Erik o estava observando atentamente.
— Talvez fosse melhor eu tratá-lo de Noah, certo?
— Certo.
— Quanto tempo você levou para chegar aqui?
— Duas semanas. Eu roubei nosso... o carro... dele, e tentei ir o mais longe possível. Tinha pouco dinheiro comigo e não podia gastá-lo em gasolina, assim, fui obrigado a abandonar o carro em Arbor e... — Ele parou de repente, percebendo que estava entrando em muitos detalhes. — Foi quando comecei a pedir carona na estrada. Fiquei sem-dinheiro em Mobile. Precisei andar um dia todo antes que um caminhoneiro me desse carona e me pagasse uma refeição. Ele estava indo para Tallahassee. De lá para cá, foi fácil.
Noah sabia que nada havia sido fácil na trajetória do filho. E doía-lhe a alma pensar no que aquele rapazinho suportara. Não era à toa que estivesse à beira de um colapso nervoso. Já vira o mesmo desespero mudo, o mesmo esforço sobre-humano para manter o controle nos seus recrutas. O menino precisava de tempo para ordenar os pensamentos e aprender a conviver com as lembranças de quase uma vida inteirai de sofrimento. Não havia a menor dúvida de que seu filho vivera num inferno. Oh Deus, que tipo de canalha mantivera Erik sob seu poder durante todos aqueles anos? Ainda que fosse a última coisa que fizesse, encontraria o criminoso e o faria desejar nunca ter nascido.
— Você sempre foi um SEAL? — Erik perguntou de súbito.
— Desde quando você era apenas um bebê.
— Em Michigan havia um velho que morava mais ou menos perto de nós. Ele tinha servido na Marinha e lutado no Vietnã. Às vezes, falava sobre a guerra e sobre os SEALs.
— Meu chefe esteve no Vietnã também. E tem muitas histórias para contar.
— Histórias verdadeiras?
— Sim.
— Os SEALs são mesmo treinados para m***r um homem com as mãos nuas?

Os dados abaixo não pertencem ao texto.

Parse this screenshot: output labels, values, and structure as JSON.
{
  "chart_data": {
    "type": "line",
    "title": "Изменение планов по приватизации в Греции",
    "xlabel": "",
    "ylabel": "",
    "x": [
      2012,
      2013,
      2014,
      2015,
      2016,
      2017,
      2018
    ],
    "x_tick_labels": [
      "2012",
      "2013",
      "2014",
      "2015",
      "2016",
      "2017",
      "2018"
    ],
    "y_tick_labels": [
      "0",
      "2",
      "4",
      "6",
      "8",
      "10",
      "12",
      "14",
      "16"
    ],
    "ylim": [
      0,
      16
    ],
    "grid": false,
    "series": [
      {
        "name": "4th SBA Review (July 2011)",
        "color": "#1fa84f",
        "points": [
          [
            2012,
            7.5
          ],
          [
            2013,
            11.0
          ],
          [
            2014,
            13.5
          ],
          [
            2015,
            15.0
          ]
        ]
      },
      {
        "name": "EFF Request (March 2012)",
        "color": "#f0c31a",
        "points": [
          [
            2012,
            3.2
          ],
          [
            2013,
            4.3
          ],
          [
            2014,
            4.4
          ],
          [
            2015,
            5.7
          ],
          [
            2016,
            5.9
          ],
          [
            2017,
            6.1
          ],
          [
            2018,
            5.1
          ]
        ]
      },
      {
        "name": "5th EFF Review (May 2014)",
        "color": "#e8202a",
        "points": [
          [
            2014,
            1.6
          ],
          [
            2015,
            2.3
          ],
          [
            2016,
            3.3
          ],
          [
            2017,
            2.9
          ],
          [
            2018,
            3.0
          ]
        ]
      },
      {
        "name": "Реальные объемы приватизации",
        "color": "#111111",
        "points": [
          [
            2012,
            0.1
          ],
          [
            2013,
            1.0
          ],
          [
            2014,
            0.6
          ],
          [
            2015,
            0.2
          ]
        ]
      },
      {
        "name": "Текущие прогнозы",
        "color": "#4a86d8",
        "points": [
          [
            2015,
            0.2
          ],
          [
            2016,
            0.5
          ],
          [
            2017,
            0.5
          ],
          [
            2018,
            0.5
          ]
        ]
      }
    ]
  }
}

— SEALs são soldados. Erik. São treinados para fazer o que soldados sempre fizeram. — Noah não gostava do rumo que a conversa estava tomando. Infelizmente, sabia muito bem que podia m***r um homem com as mãos nuas. Certa vez, há muito tempo, num lugar distante, tivera que fazer isso, porém não era algo que desejasse discutir com o filho. — Por que você está perguntando? — Sua voz soou um pouco mais dura do que pretendia e Erik se retraiu para um dos cantos do sofá.
— Eu estava apenas pensando. — O garoto mudou de assunto. — Você vai ficar aqui algum tempo?
— Em Hurricane Beach, sim. Mas não em Paraíso do Mar.
— Por que não? — Erik parecia mais relaxado agora, o olhar havendo perdido a expressão assustada.
— Acho que será mais fácil para todos se eu me hospedar num outro lugar. Sua mãe e eu estivemos separados por um longo tempo. E sua avó sempre manteve algumas reservas a meu respeito. Mary Anne não aprovou o fato de Maggie ter fugido comigo para se casar após três semanas de namoro. Maggie tinha somente dezenove anos e eu era um pouco mais velho. Um marinheiro sem perspectivas. Então você nasceu e sua avó se esqueceu de tudo. Para Mary Anne, o mundo passou a se resumir ao neto.
Erik sorriu de leve.
— Você não vai ficar muito longe daqui, não é?
— Estarei hospedado num daqueles chalés, logo no final da praia. Sabe onde é?
— Não. Ainda não conheço bem a cidade.
— E fácil localizá-los. Os chalés estão quase defronte à loja de sua tia Amy.
— Acho que serei capaz de encontrá-los.
— Creio que já demos à sua avó... e Maggie, tempo suficiente para terminar a função na cozinha. Que tal lanchar comigo?
O rapaz balançou a cabeça de um lado para o outro.
— Não, obrigado. Tudo o que vovó tem feito desde ontem, quando cheguei, é me alimentar. Sinto-me exausto. Creio que seja porque eu ainda não me acostumei a todo esse sol e calor. Vou subir para meu quarto. Você explica a elas que fui descansar?
— Claro, filho.
Os dois se levantaram.
— Fico feliz que você esteja aqui — Erik falou.
— Fico feliz em tê-lo de volta. — Noah estendeu a mão e, depois de um breve instante de hesitação, desarrumou os cabelos do filho, num gesto transbordante de carinho.
— Você costumava fazer isso quando eu era pequeno? — Erik não sorriu, apenas continuou fitando o pai, os pensamentos parecendo muito distantes.
Noah concordou em silêncio. A última vez que o tocara, o filho não passava de um garotinho. Hoje, era quase um homem.
— Que tal se eu o apanhar amanhã cedo e o levar para cortar os cabelos?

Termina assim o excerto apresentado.